The law's principal change is that it creates a presumption that patent settlements where a generic pharmaceutical company receives "anything of value" from the branded pharmaceutical company have anticompetitive effects and violate the Cartwright Act, California's state antitrust law.

It thus departs from how such agreements are evaluated in litigation under the Sherman Act. In Federal Trade Commission v. Actavis, 570 US 136 (2013), the Court held that such agreements must be evaluated under the "rule of reason," which requires an antitrust plaintiff to demonstrate that the agreement being challenged has actual or likely anticompetitive effects. In contrast, under California law such agreements are now presumed to be anticompetitive and it is up to the defendant to rebut that presumption. But despite the change to how such agreements are evaluated in litigation under the Cartwright Act, in many respects the bill codifies factors that the Federal Trade Commission has looked at to determine whether such settlements are, in its view, anticompetitive.

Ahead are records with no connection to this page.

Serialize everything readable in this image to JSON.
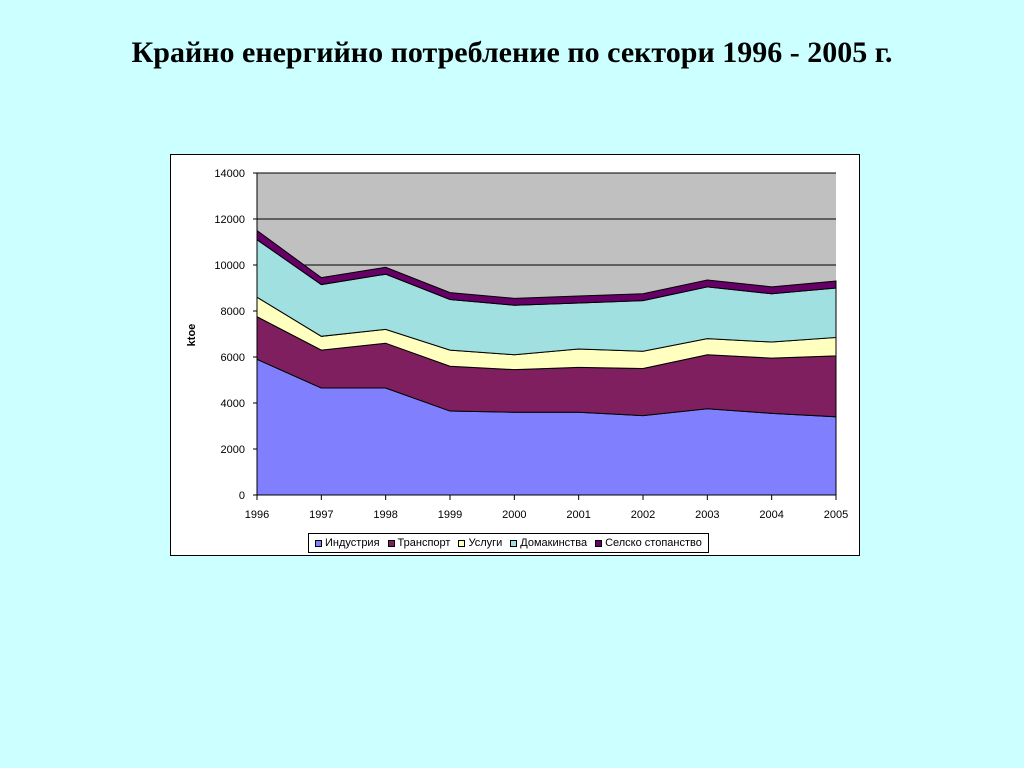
{
  "slide": {
    "title": "Крайно енергийно потребление по сектори 1996 - 2005 г."
  },
  "chart_data": {
    "type": "area",
    "stacked": true,
    "title": "",
    "xlabel": "",
    "ylabel": "ktoe",
    "x": [
      "1996",
      "1997",
      "1998",
      "1999",
      "2000",
      "2001",
      "2002",
      "2003",
      "2004",
      "2005"
    ],
    "ylim": [
      0,
      14000
    ],
    "yticks": [
      0,
      2000,
      4000,
      6000,
      8000,
      10000,
      12000,
      14000
    ],
    "grid": true,
    "legend_position": "bottom",
    "plot_background": "#c0c0c0",
    "series": [
      {
        "name": "Индустрия",
        "color": "#8080ff",
        "values": [
          5900,
          4650,
          4650,
          3650,
          3600,
          3600,
          3450,
          3750,
          3550,
          3400
        ]
      },
      {
        "name": "Транспорт",
        "color": "#7f1f5f",
        "values": [
          1850,
          1650,
          1950,
          1950,
          1850,
          1950,
          2050,
          2350,
          2400,
          2650
        ]
      },
      {
        "name": "Услуги",
        "color": "#ffffc0",
        "values": [
          850,
          600,
          600,
          700,
          650,
          800,
          750,
          700,
          700,
          800
        ]
      },
      {
        "name": "Домакинства",
        "color": "#a0e0e0",
        "values": [
          2500,
          2250,
          2400,
          2200,
          2150,
          2000,
          2200,
          2250,
          2100,
          2150
        ]
      },
      {
        "name": "Селско стопанство",
        "color": "#660066",
        "values": [
          400,
          300,
          300,
          300,
          300,
          300,
          300,
          300,
          300,
          300
        ]
      }
    ]
  }
}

The law specifically identifies "exclusive licenses" and agreements by the branded pharmaceutical company "not to launch an authorized generic version" of its branded product as things of "value" that would trigger the presumption that the settlement has anticompetitive effects and violates the Cartwright Act.

But the bill is also explicit that agreements that allow entry of the generic product before expiration of the patent rights or statutory exclusivity periods, covenants not to sue, or that compensate for reasonable litigation expenses (generally up to US$7.5 million) do not trigger the presumption so long as they are not coupled with other types of agreements.

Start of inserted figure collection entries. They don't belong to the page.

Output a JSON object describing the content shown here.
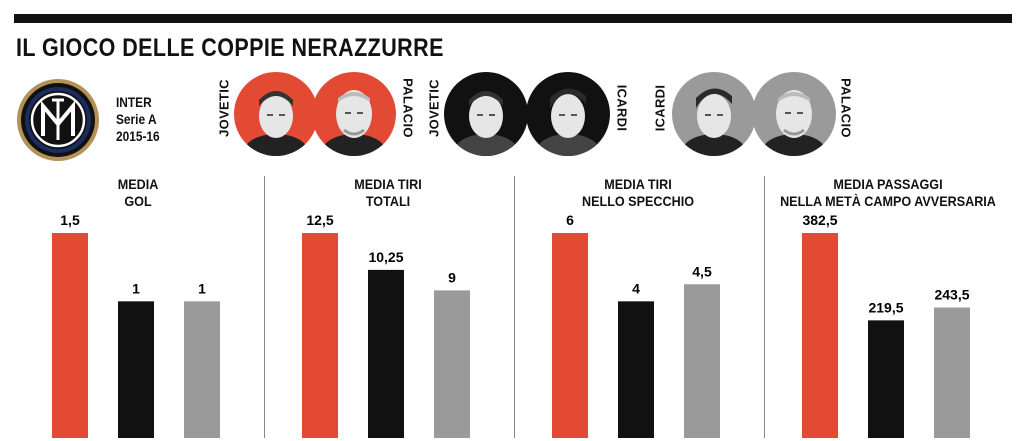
{
  "title": "IL GIOCO DELLE COPPIE NERAZZURRE",
  "team": {
    "name": "INTER",
    "competition": "Serie A",
    "season": "2015-16"
  },
  "colors": {
    "orange": "#e24a33",
    "black": "#111111",
    "grey": "#9a9a9a",
    "inter_blue": "#1b2c63",
    "inter_gold": "#b39157"
  },
  "pairs": [
    {
      "left": "JOVETIC",
      "right": "PALACIO",
      "bg": "#e24a33"
    },
    {
      "left": "JOVETIC",
      "right": "ICARDI",
      "bg": "#111111"
    },
    {
      "left": "ICARDI",
      "right": "PALACIO",
      "bg": "#9a9a9a"
    }
  ],
  "chart_data": [
    {
      "type": "bar",
      "title": [
        "MEDIA",
        "GOL"
      ],
      "categories": [
        "JOVETIC-PALACIO",
        "JOVETIC-ICARDI",
        "ICARDI-PALACIO"
      ],
      "values": [
        1.5,
        1,
        1
      ],
      "labels": [
        "1,5",
        "1",
        "1"
      ]
    },
    {
      "type": "bar",
      "title": [
        "MEDIA TIRI",
        "TOTALI"
      ],
      "categories": [
        "JOVETIC-PALACIO",
        "JOVETIC-ICARDI",
        "ICARDI-PALACIO"
      ],
      "values": [
        12.5,
        10.25,
        9
      ],
      "labels": [
        "12,5",
        "10,25",
        "9"
      ]
    },
    {
      "type": "bar",
      "title": [
        "MEDIA TIRI",
        "NELLO SPECCHIO"
      ],
      "categories": [
        "JOVETIC-PALACIO",
        "JOVETIC-ICARDI",
        "ICARDI-PALACIO"
      ],
      "values": [
        6,
        4,
        4.5
      ],
      "labels": [
        "6",
        "4",
        "4,5"
      ]
    },
    {
      "type": "bar",
      "title": [
        "MEDIA PASSAGGI",
        "NELLA METÀ CAMPO AVVERSARIA"
      ],
      "categories": [
        "JOVETIC-PALACIO",
        "JOVETIC-ICARDI",
        "ICARDI-PALACIO"
      ],
      "values": [
        382.5,
        219.5,
        243.5
      ],
      "labels": [
        "382,5",
        "219,5",
        "243,5"
      ]
    }
  ]
}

One other notable feature of the bill is that it also makes it more difficult for defendants to rebut the presumption of anticompetitive effects because it requires courts to presume that the relevant market is limited to the branded product and AB-generic equivalents of that product—which may not reflect the contours of the actual market.

The bill follows the California attorney general's nearly US$70 million settlement this summer with several pharmaceutical companies based on patent settlements the attorney general claimed violated the Cartwright Act, and is yet another example of diverging interpretations between federal and state antitrust laws.